Mr McCulloch also questioned what he termed the short sightedness of the decision by Government to relax the rules to allow people to dip into their pension funds due to hardtimes.
“I meet people who don’t have much income by way of pensions, they get an occupational pension or sometimes they don’t. Sometimes they have a full government pension of about $1,100, but there are those who don’t have a full contribution record.
“I would be very reluctant to dip into my own pension fund no matter how hard times are because it affects your future, it means you’ll have less pension going forward.

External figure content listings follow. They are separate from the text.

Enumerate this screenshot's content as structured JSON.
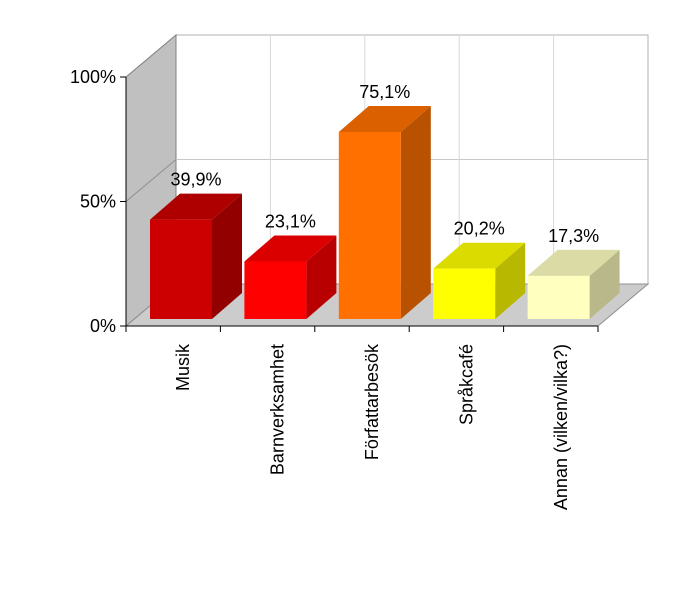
{
  "chart_data": {
    "type": "bar",
    "categories": [
      "Musik",
      "Barnverksamhet",
      "Författarbesök",
      "Språkcafé",
      "Annan (vilken/vilka?)"
    ],
    "values": [
      39.9,
      23.1,
      75.1,
      20.2,
      17.3
    ],
    "value_labels": [
      "39,9%",
      "23,1%",
      "75,1%",
      "20,2%",
      "17,3%"
    ],
    "bar_colors": [
      "#cc0000",
      "#ff0000",
      "#ff7000",
      "#ffff00",
      "#ffffc0"
    ],
    "ylim": [
      0,
      100
    ],
    "yticks": [
      0,
      50,
      100
    ],
    "ytick_labels": [
      "0%",
      "50%",
      "100%"
    ],
    "grid": true,
    "style": "3d",
    "title": "",
    "xlabel": "",
    "ylabel": ""
  }
}
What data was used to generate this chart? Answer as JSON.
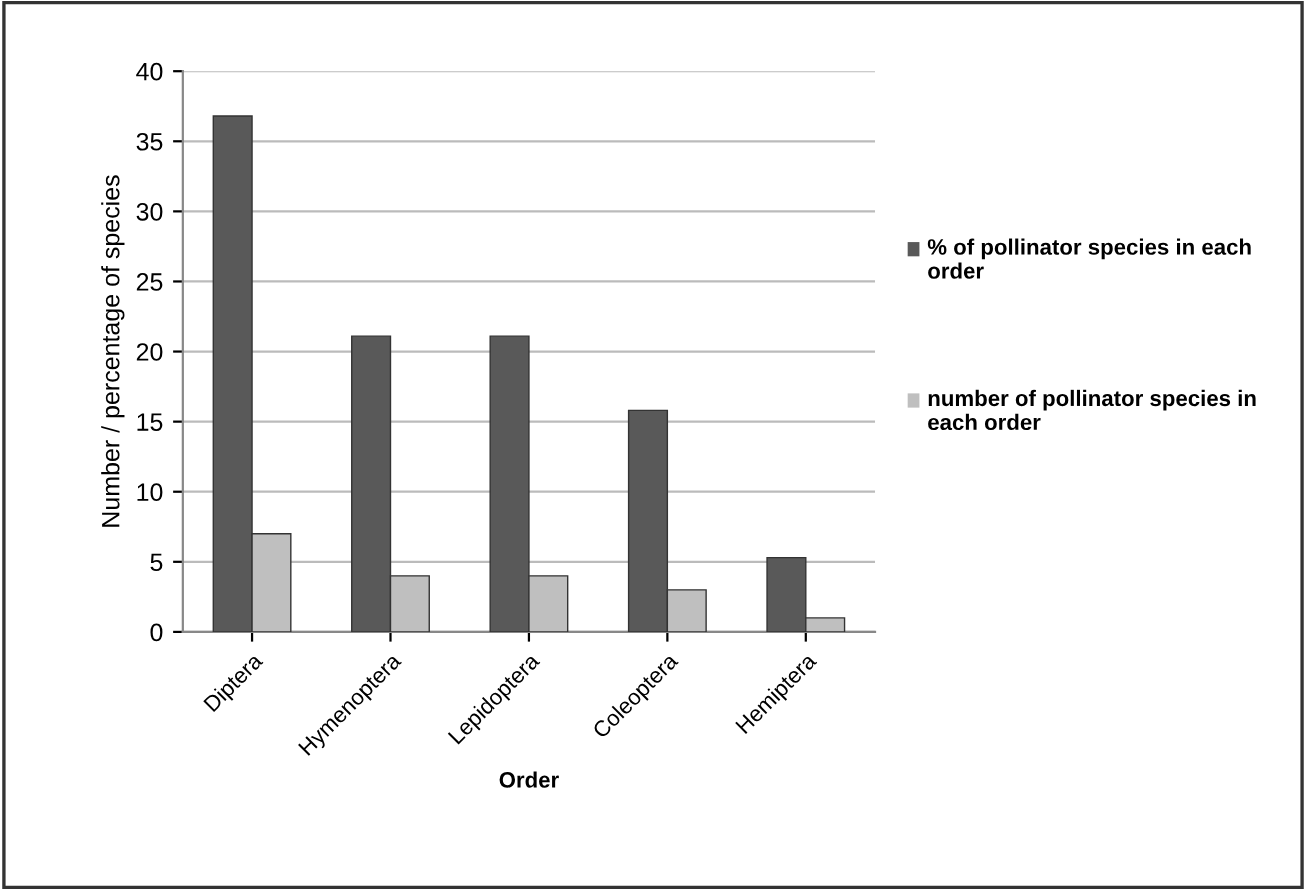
{
  "chart_data": {
    "type": "bar",
    "xlabel": "Order",
    "ylabel": "Number / percentage of species",
    "categories": [
      "Diptera",
      "Hymenoptera",
      "Lepidoptera",
      "Coleoptera",
      "Hemiptera"
    ],
    "series": [
      {
        "name": "% of pollinator species in each order",
        "color": "#595959",
        "values": [
          36.8,
          21.1,
          21.1,
          15.8,
          5.3
        ]
      },
      {
        "name": "number of pollinator species in each order",
        "color": "#bfbfbf",
        "values": [
          7,
          4,
          4,
          3,
          1
        ]
      }
    ],
    "ylim": [
      0,
      40
    ],
    "yticks": [
      0,
      5,
      10,
      15,
      20,
      25,
      30,
      35,
      40
    ],
    "grid": "y",
    "legend": "right"
  }
}
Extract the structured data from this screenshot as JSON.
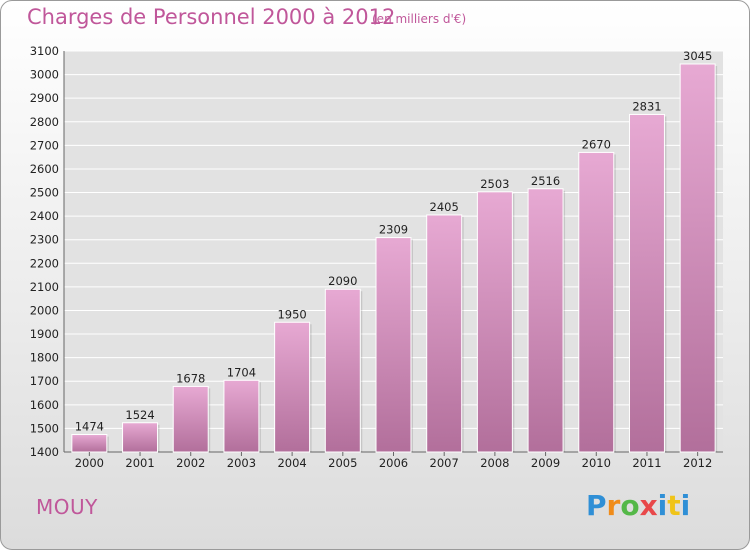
{
  "header": {
    "title": "Charges de Personnel 2000 à 2012",
    "subtitle": "(en milliers d'€)"
  },
  "footer": {
    "place": "MOUY",
    "logo": [
      "P",
      "r",
      "o",
      "x",
      "i",
      "t",
      "i"
    ]
  },
  "colors": {
    "accent": "#c0579a",
    "bar_top": "#e7a9d3",
    "bar_bottom": "#b26f9b",
    "grid": "#ffffff"
  },
  "chart_data": {
    "type": "bar",
    "title": "Charges de Personnel 2000 à 2012",
    "categories": [
      "2000",
      "2001",
      "2002",
      "2003",
      "2004",
      "2005",
      "2006",
      "2007",
      "2008",
      "2009",
      "2010",
      "2011",
      "2012"
    ],
    "values": [
      1474,
      1524,
      1678,
      1704,
      1950,
      2090,
      2309,
      2405,
      2503,
      2516,
      2670,
      2831,
      3045
    ],
    "ylim": [
      1400,
      3100
    ],
    "yticks": [
      1400,
      1500,
      1600,
      1700,
      1800,
      1900,
      2000,
      2100,
      2200,
      2300,
      2400,
      2500,
      2600,
      2700,
      2800,
      2900,
      3000,
      3100
    ],
    "grid": true,
    "xlabel": "",
    "ylabel": ""
  }
}
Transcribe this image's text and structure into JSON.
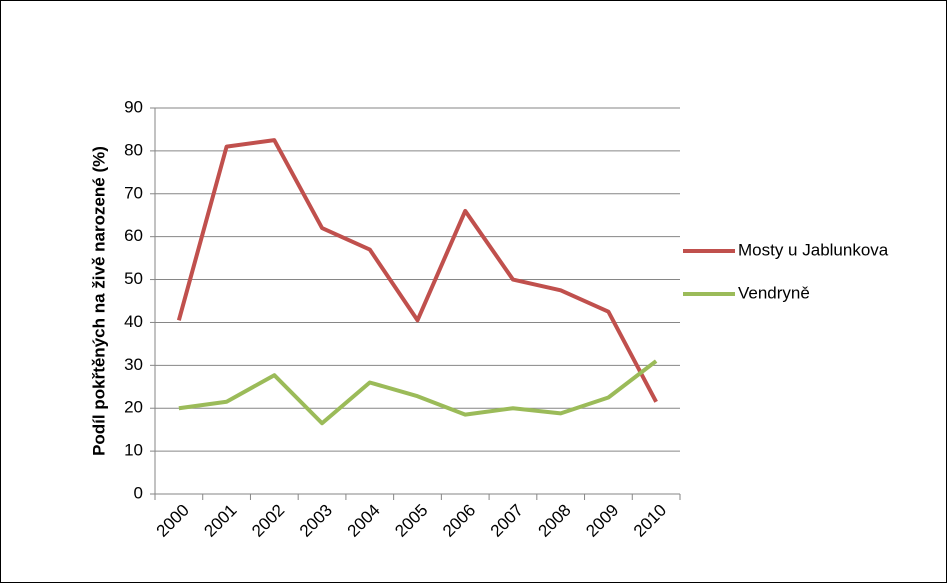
{
  "chart_data": {
    "type": "line",
    "y_label": "Podíl pokřtěných na živě narozené (%)",
    "categories": [
      "2000",
      "2001",
      "2002",
      "2003",
      "2004",
      "2005",
      "2006",
      "2007",
      "2008",
      "2009",
      "2010"
    ],
    "series": [
      {
        "name": "Mosty u Jablunkova",
        "color": "#c0504d",
        "values": [
          40.5,
          81,
          82.5,
          62,
          57,
          40.5,
          66,
          50,
          47.5,
          42.5,
          21.5
        ]
      },
      {
        "name": "Vendryně",
        "color": "#9bbb59",
        "values": [
          20,
          21.5,
          27.7,
          16.5,
          26,
          22.8,
          18.5,
          20,
          18.8,
          22.5,
          31
        ]
      }
    ],
    "ylim": [
      0,
      90
    ],
    "yticks": [
      0,
      10,
      20,
      30,
      40,
      50,
      60,
      70,
      80,
      90
    ],
    "grid": true,
    "legend": "right"
  }
}
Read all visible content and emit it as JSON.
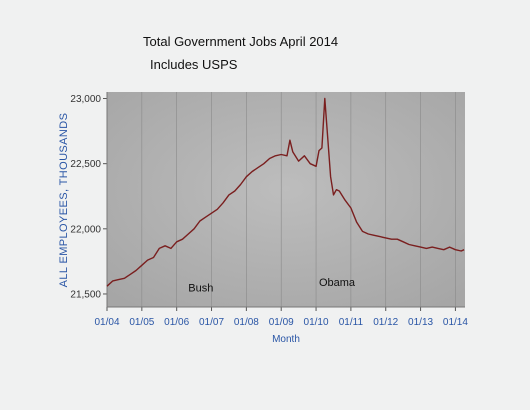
{
  "chart_data": {
    "type": "line",
    "title": "Total Government Jobs April 2014",
    "subtitle": "Includes USPS",
    "xlabel": "Month",
    "ylabel": "ALL EMPLOYEES, THOUSANDS",
    "ylim": [
      21400,
      23050
    ],
    "yticks": [
      21500,
      22000,
      22500,
      23000
    ],
    "ytick_labels": [
      "21,500",
      "22,000",
      "22,500",
      "23,000"
    ],
    "xticks": [
      "2004-01",
      "2005-01",
      "2006-01",
      "2007-01",
      "2008-01",
      "2009-01",
      "2010-01",
      "2011-01",
      "2012-01",
      "2013-01",
      "2014-01"
    ],
    "xtick_labels": [
      "01/04",
      "01/05",
      "01/06",
      "01/07",
      "01/08",
      "01/09",
      "01/10",
      "01/11",
      "01/12",
      "01/13",
      "01/14"
    ],
    "grid": "vertical",
    "line_color": "#7a1f1f",
    "annotations": [
      {
        "text": "Bush",
        "x": "2006-05",
        "y": 21520
      },
      {
        "text": "Obama",
        "x": "2010-02",
        "y": 21560
      }
    ],
    "series": [
      {
        "x": [
          "2004-01",
          "2004-03",
          "2004-05",
          "2004-07",
          "2004-09",
          "2004-11",
          "2005-01",
          "2005-03",
          "2005-05",
          "2005-07",
          "2005-09",
          "2005-11",
          "2006-01",
          "2006-03",
          "2006-05",
          "2006-07",
          "2006-09",
          "2006-11",
          "2007-01",
          "2007-03",
          "2007-05",
          "2007-07",
          "2007-09",
          "2007-11",
          "2008-01",
          "2008-03",
          "2008-05",
          "2008-07",
          "2008-09",
          "2008-11",
          "2009-01",
          "2009-03",
          "2009-04",
          "2009-05",
          "2009-07",
          "2009-09",
          "2009-11",
          "2010-01",
          "2010-02",
          "2010-03",
          "2010-04",
          "2010-05",
          "2010-06",
          "2010-07",
          "2010-08",
          "2010-09",
          "2010-11",
          "2011-01",
          "2011-03",
          "2011-05",
          "2011-07",
          "2011-09",
          "2011-11",
          "2012-01",
          "2012-03",
          "2012-05",
          "2012-07",
          "2012-09",
          "2012-11",
          "2013-01",
          "2013-03",
          "2013-05",
          "2013-07",
          "2013-09",
          "2013-11",
          "2014-01",
          "2014-03",
          "2014-04"
        ],
        "values": [
          21560,
          21600,
          21610,
          21620,
          21650,
          21680,
          21720,
          21760,
          21780,
          21850,
          21870,
          21850,
          21900,
          21920,
          21960,
          22000,
          22060,
          22090,
          22120,
          22150,
          22200,
          22260,
          22290,
          22340,
          22400,
          22440,
          22470,
          22500,
          22540,
          22560,
          22570,
          22560,
          22680,
          22590,
          22520,
          22560,
          22500,
          22480,
          22600,
          22620,
          23000,
          22700,
          22400,
          22260,
          22300,
          22290,
          22220,
          22160,
          22050,
          21980,
          21960,
          21950,
          21940,
          21930,
          21920,
          21920,
          21900,
          21880,
          21870,
          21860,
          21850,
          21860,
          21850,
          21840,
          21860,
          21840,
          21830,
          21840
        ]
      }
    ]
  }
}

“A pension payment holiday in some ways I think its madness. I see people now who don’t have enough to live on, in 20 years we’ll be finding more people who’s income is reduced partly because they took advantage of this.
“All it does is let you steal from your own future. In a world of instant gratification some people just won’t care and that’s exactly the point.
“The most insidious thing is its tempting, its attractive and it gives you something now, but its not going to help you later. All it means is another set of elderly poor people, a new underclass. There is a price to be paid for dipping into your pension now, it means poverty when you’re 65.”